Hingegen enthält das EnLG eine Regelung zur (prioritären) Verteilung des verfügbaren Erdgases: Demnach hat die Lieferung des verfügbaren Erdgases an die Endverbraucher nach dem Grade der Dringlichkeit, der Substituierbarkeit durch andere Energieträger und dem Ausmaß an volkswirtschaftlichen Auswirkungen unter Berücksichtigung der Sicherstellung der Gasversorgung für geschützte Kunden gemäß der Verordnung (EU) 2017/1938 sowie der Wärmeversorgung der Privathaushalte zu erfolgen (§ 29 Abs 1 EnLG).
Das EnLG sieht gewissermaßen eine Zuständigkeitenkaskade vor: Die BMK hat die angesprochenen Lenkungsmaßnahmen – unter grds. vorheriger Befassung des Hauptausschusses des Nationalrats – mit Verordnung zu erlassen (§ 5 i.V.m. § 26 EnLG).Die Regulierungsbehörde ist mit der Vorbereitung und Koordinierung der Lenkungsmaßnahmen – etwa mit der Durchführung eines „Monitorings der Versorgungssicherheit“ – betraut (§ 27 EnLG). Die operative Umsetzung der Maßnahmen obliegt den in der BMK-Verordnung diesbezüglich in Pflicht genommenen Teilnehmern des Erdgasmarktes.

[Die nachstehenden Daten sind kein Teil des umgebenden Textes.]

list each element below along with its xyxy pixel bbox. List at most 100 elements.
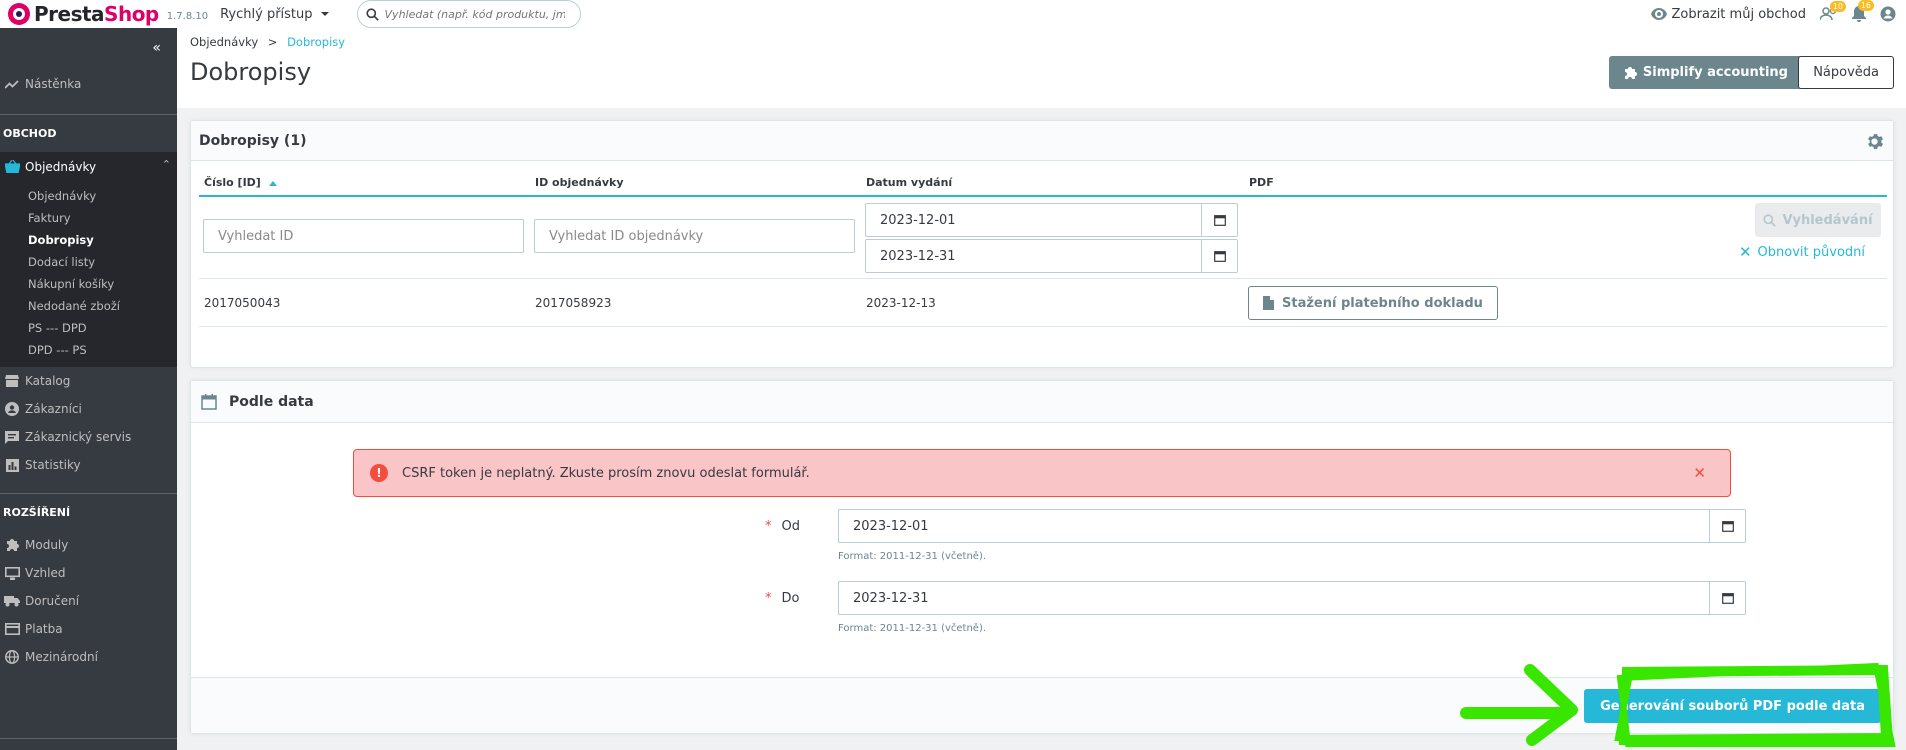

Sollte eine „Erdgas-LenkungsVO“ erlassen werden, hat das EnLG die Einhaltung der darin vorgeschriebenen Lenkungsmaßnahmen durch eine Reihe von Verwaltungsstraftatbeständen abgesichert: Im Zentrum steht dabei die Nichteinhaltung von Ge- und Verboten, die in der „Erdgas-LenkungsVO“ oder allenfalls darauf Bezug habenden Bescheiden vorgesehen sind. Diesfalls kann die jeweilige Bezirksverwaltungsbehörde eine Geldstrafe i.H.v. bis zu EUR 72.660 verhängen (§ 39 Abs 1 Z 1 lit a EnLG). Täter, die entgegen von Beschränkungsmaßnahmen zu viel Erdgas verbrauchen, sind nicht zu bestrafen, wenn sie eine Mehrverbrauchsgebühr zum Erdgaspreis gemäß § 33 EnLG entrichten (§ 40 Abs 1 EnLG).
Sollten die aktuellen Entwicklungen hinkünftig dazu führen, dass Österreich ein Erdgas-Versorgungsengpass droht, besteht mit dem „Notfallplan zur Gewährleistung der Sicherheit der Erdgasversorgung“ sowie dem Energielenkungsgesetz 2012 ein Rahmen zur Bewältigung einer möglichen Erdgaskrise. Was bereits jetzt klar ist: Unabhängig von den besprochenen – temporären – Krisenbewältigungsmechanismen ist die Stärkung der österreichischen Energieautarkie ein Schlüssel der Energiewende.